ALBANY, N.Y. -- A potential state budget deal may include a two-year extension of the millionaires' tax, higher tuition assistance for SUNY students and an incentive to encourage local governments to share services, lawmakers said Tuesday.
The sides were still working out the final pieces of a roughly $152 billion budget after the April 1 deadline passed without an agreement in place.
But lawmakers expressed renewed optimism that a spending plan could be voted on this week, and they detailed some of the tentative parameters.
"I’m ready to work. I’m ready to stay. If there’s any hope of getting it done, I’m all for it," said Sen. Rich Funke, R-Perinton, Monroe County.
The budget, according to lawmakers, may include tuition assistance of up to $5,500 for SUNY students whose income is below $125,000; the proposal would be phased in over three years. Private schools would also get a boost to so-called TAP, the state's Tuition Assistance Program.
The measure would be a compromise with Gov. Andrew Cuomo, who proposed free SUNY tuition for all students over three years for those whose household income is less than $125,000. Current SUNY tuition is $6,470.
"The magic word for me is affordability," Sen. Terrence Murphy, R-Yorktown, Westchester County, said. "We now have more student loan debt in America than credit-card debt. Kids are coming out of college, and they are swamped."
How the state would pay for the increase was uncertain. Cuomo put the cost of his plan at $163 million, but lawmakers estimated it would be much higher.
One of the proposals called for the state taking about 10 percent from the SUNY colleges' foundation to pay for the increase in TAP, which now caps out at $500 aid for those who earn $80,000. But college presidents have opposed the measure.
One way the state wants to balance the books is to retain a higher income-tax on New Yorkers who earn more than $1 million a year. It would be a two-year extender of the current tax rate, which brings in more than $3 billion in a year to the state's coffers.
That too would be a compromise: Cuomo wanted to keep the same rate; Democrats wanted it increased, and Republicans wanted to let it expire at year's end.
"Where they use most of the money for the millionaires’ tax is for school aid, which I support," Murphy said.
Speaking Tuesday at the scene of a barge accident in Catskill, about an hour south of the Capitol, Cuomo said he and lawmakers were close to a budget deal.
But he warned against a rush to get an agreement, saying government will continue to function after an emergency budget extender was passed Monday by the Legislature.
“There’s conceptual agreement on a number of pieces of the budget,” Cuomo said.
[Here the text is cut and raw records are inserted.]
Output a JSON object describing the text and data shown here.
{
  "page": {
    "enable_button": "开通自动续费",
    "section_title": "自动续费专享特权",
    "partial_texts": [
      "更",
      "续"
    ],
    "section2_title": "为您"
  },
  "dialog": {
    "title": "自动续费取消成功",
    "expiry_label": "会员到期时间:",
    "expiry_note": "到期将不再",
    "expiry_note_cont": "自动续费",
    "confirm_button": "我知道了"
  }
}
He said the sides are still negotiating several components: increasing the criminal age of responsibility from 16 to 18; approving affordable housing in New York City; and boosting school aid.
Cuomo has been pushing a plan that would require local governments to convene and come up with a plan to share services. The plan would then go to voters in November for approval.
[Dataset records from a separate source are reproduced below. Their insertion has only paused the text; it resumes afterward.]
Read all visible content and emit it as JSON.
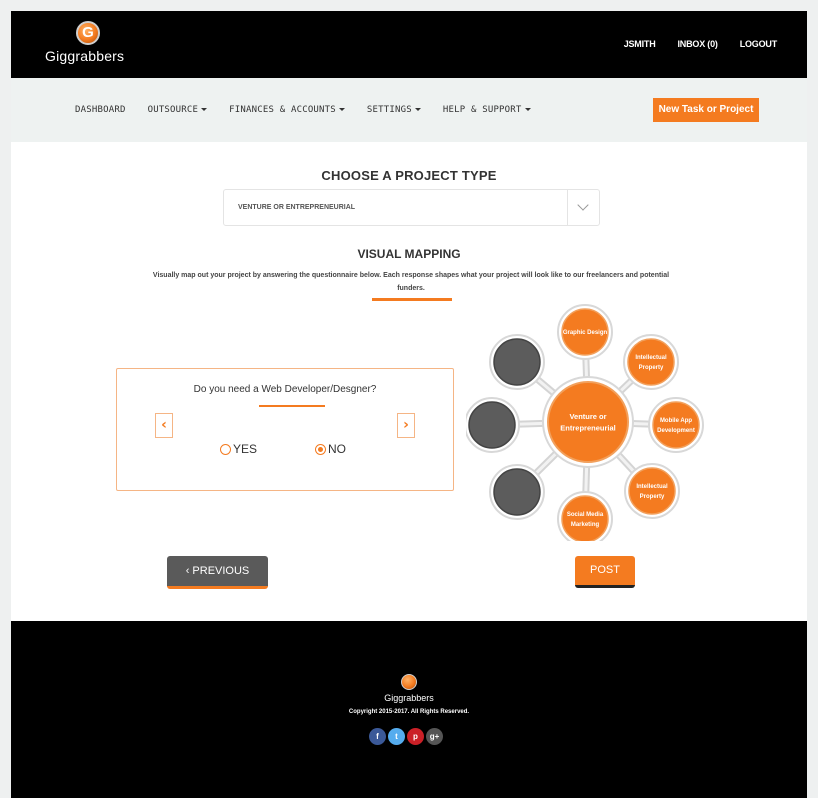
{
  "header": {
    "logo_text": "Giggrabbers",
    "user_nav": [
      "JSMITH",
      "INBOX (0)",
      "LOGOUT"
    ]
  },
  "nav": {
    "items": [
      {
        "label": "DASHBOARD",
        "dropdown": false
      },
      {
        "label": "OUTSOURCE",
        "dropdown": true
      },
      {
        "label": "FINANCES & ACCOUNTS",
        "dropdown": true
      },
      {
        "label": "SETTINGS",
        "dropdown": true
      },
      {
        "label": "HELP & SUPPORT",
        "dropdown": true
      }
    ],
    "cta_label": "New Task or Project"
  },
  "project": {
    "heading": "CHOOSE A PROJECT TYPE",
    "selected": "VENTURE OR ENTREPRENEURIAL"
  },
  "mapping": {
    "heading": "VISUAL MAPPING",
    "description": "Visually map out your project by answering the questionnaire below. Each response shapes what your project will look like to our freelancers and potential funders."
  },
  "question": {
    "text": "Do you need a Web Developer/Desgner?",
    "prev_arrow": "‹",
    "next_arrow": "›",
    "options": [
      "YES",
      "NO"
    ],
    "selected": "NO"
  },
  "diagram": {
    "center": [
      "Venture or",
      "Entrepreneurial"
    ],
    "nodes": [
      {
        "lines": [
          "Graphic Design"
        ],
        "active": true
      },
      {
        "lines": [
          "Intellectual",
          "Property"
        ],
        "active": true
      },
      {
        "lines": [
          "Mobile App",
          "Development"
        ],
        "active": true
      },
      {
        "lines": [
          "Intellectual",
          "Property"
        ],
        "active": true
      },
      {
        "lines": [
          "Social Media",
          "Marketing"
        ],
        "active": true
      },
      {
        "lines": [],
        "active": false
      },
      {
        "lines": [],
        "active": false
      },
      {
        "lines": [],
        "active": false
      }
    ],
    "colors": {
      "active": "#f47b20",
      "inactive": "#5c5c5c",
      "ring": "#f2a05c"
    }
  },
  "buttons": {
    "previous": "‹  PREVIOUS",
    "post": "POST"
  },
  "footer": {
    "logo_text": "Giggrabbers",
    "copyright": "Copyright 2015-2017. All Rights Reserved.",
    "socials": [
      {
        "name": "facebook-icon",
        "glyph": "f",
        "color": "#3b5998"
      },
      {
        "name": "twitter-icon",
        "glyph": "t",
        "color": "#55acee"
      },
      {
        "name": "pinterest-icon",
        "glyph": "p",
        "color": "#cb2027"
      },
      {
        "name": "google-plus-icon",
        "glyph": "g+",
        "color": "#555555"
      }
    ]
  },
  "colors": {
    "accent": "#f47b20"
  }
}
But the latest compromise, according to lawmakers and a draft of the bill obtained by the USA Today Network's Albany Bureau, would not require a public vote.
Instead, local governments would have to create a shared-services panel with municipal leaders and school districts. The panel would come up with a proposal, and then it would need unanimous approval by the county's governing board.
If approved, the county could apply for a state matching grant on whatever the proposed local savings would come from the new shared services.
"What it’s doing is forcing people to talk --- with an incentive to reach a conclusion," said Assemblyman Tom Abinanti, D-Greenburgh, Westchester County.
Assembly Speaker Carl Heastie, D-Bronx, also confirmed the framework of the shared-services measure, saying lawmakers appear comfortable with the arrangement.
Local leaders have largely opposed Cuomo's plan, saying they already share services and shouldn't be forced to bring a new plan to voters.
"It was just trying to get the local towns and villages and counties to see if they could come up with suggestions to consolidate services so we can lower property taxes," Heastie said.
"But I think it moved to a point where the members are OK on it."